If you stick to the "$QAP^{-1}$ convention" and do things horizontally, then $(Q^{-1})^{\top}$ is what gives you the basis and $P^{-1})^{\top}$ is what gives you the generators.
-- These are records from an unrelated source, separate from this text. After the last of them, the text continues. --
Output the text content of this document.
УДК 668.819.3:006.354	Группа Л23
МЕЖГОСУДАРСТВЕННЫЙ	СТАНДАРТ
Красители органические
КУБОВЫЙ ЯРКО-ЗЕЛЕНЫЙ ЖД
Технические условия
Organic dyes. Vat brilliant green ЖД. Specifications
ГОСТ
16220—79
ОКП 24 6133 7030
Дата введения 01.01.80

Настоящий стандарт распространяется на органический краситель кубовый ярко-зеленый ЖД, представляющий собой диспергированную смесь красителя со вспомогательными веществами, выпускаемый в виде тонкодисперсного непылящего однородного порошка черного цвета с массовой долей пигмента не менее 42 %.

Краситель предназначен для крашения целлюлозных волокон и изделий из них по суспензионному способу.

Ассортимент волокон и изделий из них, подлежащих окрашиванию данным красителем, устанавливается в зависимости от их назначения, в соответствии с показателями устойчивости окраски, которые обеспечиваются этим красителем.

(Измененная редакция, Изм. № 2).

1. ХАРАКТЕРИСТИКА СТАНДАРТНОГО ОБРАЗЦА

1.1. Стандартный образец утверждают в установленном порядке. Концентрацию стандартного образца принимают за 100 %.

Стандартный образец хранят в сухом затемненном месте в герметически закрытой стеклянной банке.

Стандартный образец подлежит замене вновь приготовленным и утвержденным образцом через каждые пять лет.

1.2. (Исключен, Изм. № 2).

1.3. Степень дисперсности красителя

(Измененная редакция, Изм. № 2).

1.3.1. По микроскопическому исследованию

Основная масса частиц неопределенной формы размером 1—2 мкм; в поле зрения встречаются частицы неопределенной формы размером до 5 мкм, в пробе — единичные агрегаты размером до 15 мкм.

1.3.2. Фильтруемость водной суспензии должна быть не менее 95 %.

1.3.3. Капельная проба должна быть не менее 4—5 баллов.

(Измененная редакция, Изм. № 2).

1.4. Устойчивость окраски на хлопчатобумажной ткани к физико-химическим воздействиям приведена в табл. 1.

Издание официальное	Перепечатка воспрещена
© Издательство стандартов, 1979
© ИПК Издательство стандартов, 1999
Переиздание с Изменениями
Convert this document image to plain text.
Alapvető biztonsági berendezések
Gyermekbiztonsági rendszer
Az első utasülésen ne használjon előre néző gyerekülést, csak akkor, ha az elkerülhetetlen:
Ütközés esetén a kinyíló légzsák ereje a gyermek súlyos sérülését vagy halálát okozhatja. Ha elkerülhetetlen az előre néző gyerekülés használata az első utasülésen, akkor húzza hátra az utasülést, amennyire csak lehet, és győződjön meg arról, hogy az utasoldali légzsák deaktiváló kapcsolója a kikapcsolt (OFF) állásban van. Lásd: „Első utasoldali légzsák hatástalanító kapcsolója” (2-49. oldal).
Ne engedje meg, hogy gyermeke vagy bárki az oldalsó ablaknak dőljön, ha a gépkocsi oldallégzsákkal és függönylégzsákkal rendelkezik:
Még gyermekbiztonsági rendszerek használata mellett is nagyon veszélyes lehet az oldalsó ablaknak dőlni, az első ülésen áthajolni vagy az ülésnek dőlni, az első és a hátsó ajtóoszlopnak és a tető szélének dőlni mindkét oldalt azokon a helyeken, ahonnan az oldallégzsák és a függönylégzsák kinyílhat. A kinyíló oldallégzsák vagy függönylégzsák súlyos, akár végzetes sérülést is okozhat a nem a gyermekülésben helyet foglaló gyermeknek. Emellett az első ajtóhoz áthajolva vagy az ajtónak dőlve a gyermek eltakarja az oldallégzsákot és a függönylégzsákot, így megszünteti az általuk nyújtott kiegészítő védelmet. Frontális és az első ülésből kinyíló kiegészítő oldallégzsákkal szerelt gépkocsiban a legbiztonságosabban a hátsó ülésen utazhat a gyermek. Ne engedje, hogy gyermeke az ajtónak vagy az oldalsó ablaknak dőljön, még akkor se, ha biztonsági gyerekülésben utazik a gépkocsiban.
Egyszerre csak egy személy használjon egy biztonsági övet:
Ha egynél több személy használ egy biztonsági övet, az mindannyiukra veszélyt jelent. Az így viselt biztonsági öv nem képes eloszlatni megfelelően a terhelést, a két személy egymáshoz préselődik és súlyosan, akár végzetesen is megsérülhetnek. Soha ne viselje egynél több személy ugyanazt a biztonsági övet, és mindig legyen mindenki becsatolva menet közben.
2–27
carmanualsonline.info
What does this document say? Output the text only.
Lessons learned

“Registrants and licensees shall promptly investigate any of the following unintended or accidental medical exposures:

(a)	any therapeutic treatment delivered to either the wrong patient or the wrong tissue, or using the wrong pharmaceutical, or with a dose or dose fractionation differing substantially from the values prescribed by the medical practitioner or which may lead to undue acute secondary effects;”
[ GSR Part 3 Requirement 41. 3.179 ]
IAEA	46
To avoid transposing, take $\begin{pmatrix}1&1&4\\2&-1&-2\end{pmatrix}$.
Using elementary row and column operations and recording them in matrix form, I get that $$QAP^{-1}=\begin{pmatrix}1&0&0\\0&3&0\end{pmatrix}$$
where $Q=\begin{pmatrix}1&0\\-2&1\end{pmatrix}$ and $P=\begin{pmatrix}1&1&4\\0&-1&-2\\0&0&1\end{pmatrix}$, since $P^{-1}=\begin{pmatrix}1&1&-2\\0&-1&2\\0&0&1\end{pmatrix}$.
As it is known, our good generators are now given by $(f_1',f_2')=Q(f_1,f_2)^{\top}$ where $f_1=e_1+e_2+4e_3$ and $f_2=2e_1-e_2+2e_3$, so that $f_1'=f_1$ and $f_2'= -3e_2-6e_3=-3(e_2+2e_3)$.
And our good basis is given by $(e_1',e_2',e_3')=P(e_1,e_2,e_3)^{\top}$, so that $e_1'=f_1'=f_1$ and $e_2'=-e_2-2e_3$ and $f_2'=3e_2'$.
Now $x_1+2x_3=(1,0,2)= (1,1,4)+(0,-1,-2)=e_1'+e_2'$. I say this has order $3$ in the quotient.